Exercícios rápido e fácil Ab para mamãs ocupadas

Exercícios rápido e fácil Ab para mamãs ocupadas


Ocupado mamães precisam de maneiras forma eficiente e rápida para exercitar os músculos do abdômen. Os músculos abdominais, que formam a parte frontal do núcleo, são utilizados para ajudar a estabilizar a coluna vertebral e proteger a parte de trás nas actividades diárias. Os músculos abdominais incluem o músculo reto abdominal, bem como os músculos estabilizadores profundos do transverso abdominal e oblíquos. Estes músculos podem ser esculpida e fortalecida de forma mais eficiente através da realização de exercícios que envolvem vários músculos abdominais ao mesmo tempo.

Prancha



Prancha fortalece vários músculos ao mesmo tempo.


Plank pose, ou a parte de cima de uma flexão, fortalece todo o núcleo, incluindo os músculos abdominais, usando os músculos para ajudar a manter o corpo estável, enquanto levantado do chão. Porque tantos músculos estão envolvidos, incluindo região lombar, oblíquos, e ambos os músculos do núcleo profundo e superficial, o núcleo é reforçada com mais eficiência. Para executar Plank pose, vir em suas mãos e joelhos. Estique os braços, com os seus punhos, cotovelos e ombros em linha. Passo o pé direito para trás, em seguida, o seu pé esquerdo, levantando os joelhos do chão. Role os ombros longe das orelhas e desenhar o umbigo em sua coluna. Mantenha a posição por cinco a 10 respirações.

Side Plank



Prancha lateral fortalece os músculos oblíquos.


Prancha lateral é uma versão do Plank colocam que também fortalece vários músculos abdominais, mas fortalece principalmente as laterais da cintura, ou oblíquos. De Plank pose, rolar para a sua mão direita ea borda externa do pé direito. O pé esquerdo pode empilhar em cima do direito, ou cambalear na frente dele. Empilhe seus ombros e quadris assim que alcançar a mão esquerda em direção ao teto. Envolver os músculos oblíquos certas para manter os quadris levantados. Desenhe o seu umbigo em sua coluna para proteger a parte inferior das costas. Mantenha a posição por cinco a 10 respirações.

Pose Barco e Core colher



Postura Barco fortalece os músculos abdominais superficiais e profundas.

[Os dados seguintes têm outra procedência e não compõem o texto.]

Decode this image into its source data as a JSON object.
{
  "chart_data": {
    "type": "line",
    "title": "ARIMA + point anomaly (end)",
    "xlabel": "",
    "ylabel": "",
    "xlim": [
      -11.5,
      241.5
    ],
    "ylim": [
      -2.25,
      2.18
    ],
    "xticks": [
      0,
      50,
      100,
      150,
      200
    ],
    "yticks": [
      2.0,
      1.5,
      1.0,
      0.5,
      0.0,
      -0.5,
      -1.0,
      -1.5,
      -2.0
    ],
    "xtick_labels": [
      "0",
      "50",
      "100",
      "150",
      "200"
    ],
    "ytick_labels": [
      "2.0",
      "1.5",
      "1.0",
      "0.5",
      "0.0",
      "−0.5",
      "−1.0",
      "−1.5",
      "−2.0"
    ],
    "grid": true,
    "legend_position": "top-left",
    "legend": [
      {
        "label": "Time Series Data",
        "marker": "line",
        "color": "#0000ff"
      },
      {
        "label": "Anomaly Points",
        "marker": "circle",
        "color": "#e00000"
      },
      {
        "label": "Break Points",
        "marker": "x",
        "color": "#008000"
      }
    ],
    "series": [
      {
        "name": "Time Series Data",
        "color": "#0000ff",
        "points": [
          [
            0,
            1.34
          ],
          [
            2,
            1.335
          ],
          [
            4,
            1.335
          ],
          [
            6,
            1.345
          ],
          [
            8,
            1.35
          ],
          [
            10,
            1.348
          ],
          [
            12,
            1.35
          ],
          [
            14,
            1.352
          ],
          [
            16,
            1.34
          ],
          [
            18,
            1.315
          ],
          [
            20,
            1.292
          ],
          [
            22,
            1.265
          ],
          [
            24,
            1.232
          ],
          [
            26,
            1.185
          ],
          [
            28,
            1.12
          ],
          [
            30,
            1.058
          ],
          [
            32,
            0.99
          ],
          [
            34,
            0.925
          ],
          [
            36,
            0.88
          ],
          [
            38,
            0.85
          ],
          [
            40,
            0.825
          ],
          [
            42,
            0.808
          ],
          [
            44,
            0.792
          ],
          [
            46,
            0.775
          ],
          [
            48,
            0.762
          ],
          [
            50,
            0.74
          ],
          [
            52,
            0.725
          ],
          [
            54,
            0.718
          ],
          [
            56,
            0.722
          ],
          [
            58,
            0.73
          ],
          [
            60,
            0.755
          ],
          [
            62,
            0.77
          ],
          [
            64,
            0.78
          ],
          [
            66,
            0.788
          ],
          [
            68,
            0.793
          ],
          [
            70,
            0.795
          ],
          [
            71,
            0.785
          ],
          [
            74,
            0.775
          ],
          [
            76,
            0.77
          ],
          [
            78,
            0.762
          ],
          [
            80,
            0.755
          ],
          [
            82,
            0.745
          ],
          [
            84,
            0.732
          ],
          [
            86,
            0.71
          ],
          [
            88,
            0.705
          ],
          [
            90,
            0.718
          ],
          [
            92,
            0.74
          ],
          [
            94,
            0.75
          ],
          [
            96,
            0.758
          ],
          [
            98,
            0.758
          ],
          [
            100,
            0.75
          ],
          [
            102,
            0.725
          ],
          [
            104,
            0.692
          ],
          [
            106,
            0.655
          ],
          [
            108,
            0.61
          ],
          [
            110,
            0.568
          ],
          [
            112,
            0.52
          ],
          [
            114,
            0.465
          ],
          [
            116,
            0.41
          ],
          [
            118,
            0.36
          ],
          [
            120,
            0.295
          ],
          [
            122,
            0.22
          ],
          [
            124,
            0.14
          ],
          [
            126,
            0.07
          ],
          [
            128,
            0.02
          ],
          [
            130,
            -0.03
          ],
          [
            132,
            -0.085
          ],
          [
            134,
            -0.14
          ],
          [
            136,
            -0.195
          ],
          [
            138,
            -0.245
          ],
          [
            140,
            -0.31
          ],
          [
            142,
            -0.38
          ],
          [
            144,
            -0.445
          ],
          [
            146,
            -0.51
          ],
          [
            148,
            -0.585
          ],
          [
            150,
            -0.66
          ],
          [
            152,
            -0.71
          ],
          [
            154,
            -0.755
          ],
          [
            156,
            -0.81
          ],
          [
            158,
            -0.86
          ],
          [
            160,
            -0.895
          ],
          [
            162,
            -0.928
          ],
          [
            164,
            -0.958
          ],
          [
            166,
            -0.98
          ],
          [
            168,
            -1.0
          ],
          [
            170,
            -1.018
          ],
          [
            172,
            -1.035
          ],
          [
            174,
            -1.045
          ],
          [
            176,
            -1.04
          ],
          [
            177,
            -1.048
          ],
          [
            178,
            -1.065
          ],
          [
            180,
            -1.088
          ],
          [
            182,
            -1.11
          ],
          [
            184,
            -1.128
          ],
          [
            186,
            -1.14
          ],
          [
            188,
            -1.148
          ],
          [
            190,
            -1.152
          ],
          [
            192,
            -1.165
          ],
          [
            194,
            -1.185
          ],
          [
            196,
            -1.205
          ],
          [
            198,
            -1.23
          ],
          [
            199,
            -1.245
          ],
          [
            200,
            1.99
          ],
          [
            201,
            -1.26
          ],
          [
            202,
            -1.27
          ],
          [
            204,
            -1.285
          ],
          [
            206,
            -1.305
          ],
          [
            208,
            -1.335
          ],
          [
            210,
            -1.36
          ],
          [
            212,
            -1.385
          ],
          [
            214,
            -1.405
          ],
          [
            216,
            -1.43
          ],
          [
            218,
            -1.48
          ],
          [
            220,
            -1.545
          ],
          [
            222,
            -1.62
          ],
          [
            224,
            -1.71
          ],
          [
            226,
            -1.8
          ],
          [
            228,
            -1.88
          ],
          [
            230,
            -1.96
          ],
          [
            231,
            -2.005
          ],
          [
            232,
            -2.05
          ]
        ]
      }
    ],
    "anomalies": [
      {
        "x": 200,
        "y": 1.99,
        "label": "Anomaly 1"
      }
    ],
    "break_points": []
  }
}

Representar barco eo Núcleo colher trabalhar juntos para alongar e fortalecer os músculos superficiais e profundos na frente do abdômen, o chamado músculo reto abdominal eo transverso abdominal. Para executar, iniciar em barco novo pose depois passar para o Núcleo Scoop. Sente-se com as solas dos seus pés no chão, os joelhos juntos e as mãos segurando na parte de trás das coxas com os cotovelos na altura do ombro. Inspire e alongue a coluna, levantando a caixa torácica fora do peito ao desenhar o seu umbigo em sua coluna. Ao expirar, oco de sua barriga mais e colher o cóccix para baixo. Repita por 10 a 12 respirações.

Torção assentada Oblique



Os oblíquos são os músculos ao longo dos lados da cintura.

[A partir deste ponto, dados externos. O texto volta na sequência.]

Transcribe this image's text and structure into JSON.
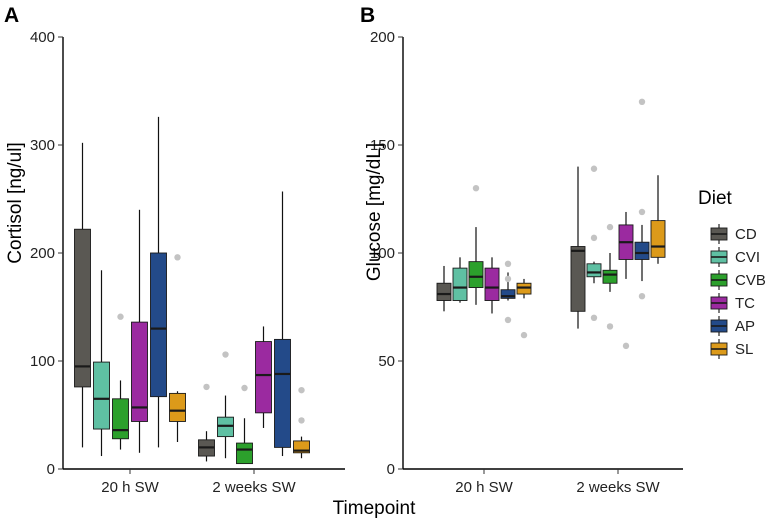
{
  "chart_data": [
    {
      "panel": "A",
      "type": "boxplot",
      "ylabel": "Cortisol [ng/ul]",
      "ylim": [
        0,
        400
      ],
      "yticks": [
        0,
        100,
        200,
        300,
        400
      ],
      "categories": [
        "20 h SW",
        "2 weeks SW"
      ],
      "series": [
        {
          "name": "CD",
          "color": "#5a5853",
          "boxes": [
            {
              "lo": 20,
              "q1": 76,
              "med": 95,
              "q3": 222,
              "hi": 302,
              "outliers": []
            },
            {
              "lo": 7,
              "q1": 12,
              "med": 20,
              "q3": 27,
              "hi": 35,
              "outliers": [
                76
              ]
            }
          ]
        },
        {
          "name": "CVI",
          "color": "#5fc0a3",
          "boxes": [
            {
              "lo": 12,
              "q1": 37,
              "med": 65,
              "q3": 99,
              "hi": 184,
              "outliers": []
            },
            {
              "lo": 10,
              "q1": 30,
              "med": 40,
              "q3": 48,
              "hi": 68,
              "outliers": [
                106
              ]
            }
          ]
        },
        {
          "name": "CVB",
          "color": "#2ca02c",
          "boxes": [
            {
              "lo": 18,
              "q1": 28,
              "med": 36,
              "q3": 65,
              "hi": 82,
              "outliers": [
                141
              ]
            },
            {
              "lo": 5,
              "q1": 5,
              "med": 18,
              "q3": 24,
              "hi": 47,
              "outliers": [
                75
              ]
            }
          ]
        },
        {
          "name": "TC",
          "color": "#9b2aa0",
          "boxes": [
            {
              "lo": 15,
              "q1": 44,
              "med": 57,
              "q3": 136,
              "hi": 240,
              "outliers": []
            },
            {
              "lo": 38,
              "q1": 52,
              "med": 87,
              "q3": 118,
              "hi": 132,
              "outliers": []
            }
          ]
        },
        {
          "name": "AP",
          "color": "#234a89",
          "boxes": [
            {
              "lo": 20,
              "q1": 67,
              "med": 130,
              "q3": 200,
              "hi": 326,
              "outliers": []
            },
            {
              "lo": 12,
              "q1": 20,
              "med": 88,
              "q3": 120,
              "hi": 257,
              "outliers": []
            }
          ]
        },
        {
          "name": "SL",
          "color": "#dc9a1a",
          "boxes": [
            {
              "lo": 25,
              "q1": 44,
              "med": 54,
              "q3": 70,
              "hi": 72,
              "outliers": [
                196
              ]
            },
            {
              "lo": 10,
              "q1": 15,
              "med": 17,
              "q3": 26,
              "hi": 30,
              "outliers": [
                45,
                73
              ]
            }
          ]
        }
      ]
    },
    {
      "panel": "B",
      "type": "boxplot",
      "ylabel": "Glucose [mg/dL]",
      "ylim": [
        0,
        200
      ],
      "yticks": [
        0,
        50,
        100,
        150,
        200
      ],
      "categories": [
        "20 h SW",
        "2 weeks SW"
      ],
      "series": [
        {
          "name": "CD",
          "color": "#5a5853",
          "boxes": [
            {
              "lo": 73,
              "q1": 78,
              "med": 81,
              "q3": 86,
              "hi": 94,
              "outliers": []
            },
            {
              "lo": 65,
              "q1": 73,
              "med": 101,
              "q3": 103,
              "hi": 140,
              "outliers": []
            }
          ]
        },
        {
          "name": "CVI",
          "color": "#5fc0a3",
          "boxes": [
            {
              "lo": 77,
              "q1": 78,
              "med": 84,
              "q3": 93,
              "hi": 98,
              "outliers": []
            },
            {
              "lo": 86,
              "q1": 89,
              "med": 91,
              "q3": 95,
              "hi": 96,
              "outliers": [
                139,
                107,
                70
              ]
            }
          ]
        },
        {
          "name": "CVB",
          "color": "#2ca02c",
          "boxes": [
            {
              "lo": 76,
              "q1": 84,
              "med": 89,
              "q3": 96,
              "hi": 112,
              "outliers": [
                130
              ]
            },
            {
              "lo": 82,
              "q1": 86,
              "med": 90,
              "q3": 92,
              "hi": 100,
              "outliers": [
                112,
                66
              ]
            }
          ]
        },
        {
          "name": "TC",
          "color": "#9b2aa0",
          "boxes": [
            {
              "lo": 72,
              "q1": 78,
              "med": 84,
              "q3": 93,
              "hi": 98,
              "outliers": []
            },
            {
              "lo": 88,
              "q1": 97,
              "med": 105,
              "q3": 113,
              "hi": 119,
              "outliers": [
                57
              ]
            }
          ]
        },
        {
          "name": "AP",
          "color": "#234a89",
          "boxes": [
            {
              "lo": 78,
              "q1": 79,
              "med": 80,
              "q3": 83,
              "hi": 91,
              "outliers": [
                95,
                88,
                69
              ]
            },
            {
              "lo": 87,
              "q1": 97,
              "med": 100,
              "q3": 105,
              "hi": 113,
              "outliers": [
                170,
                119,
                80
              ]
            }
          ]
        },
        {
          "name": "SL",
          "color": "#dc9a1a",
          "boxes": [
            {
              "lo": 79,
              "q1": 81,
              "med": 84,
              "q3": 86,
              "hi": 88,
              "outliers": [
                62
              ]
            },
            {
              "lo": 95,
              "q1": 98,
              "med": 103,
              "q3": 115,
              "hi": 136,
              "outliers": []
            }
          ]
        }
      ]
    }
  ],
  "shared": {
    "xlabel": "Timepoint",
    "legend_title": "Diet"
  }
}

Os oblíquos são os músculos ao longo dos lados da linha de cintura que ajudam a apoiar o núcleo e esculpir a linha da cintura. A torção oblíqua assentado ajuda a reforçar ambos os lados da cintura, bem como os músculos na parte da frente da parede abdominal. Para realizar a torção, sentar com os joelhos juntos e as solas dos seus pés no chão. Alongue a coluna, levantando sua caixa torácica fora de sua cintura. Estique os braços na frente de você e trazer as palmas das mãos. Como você inala, torcer para a direita. Expire para apertar os músculos do seu núcleo e voltar para o centro. Lados do interruptor. Repita 10 a 12 vezes em cada lado.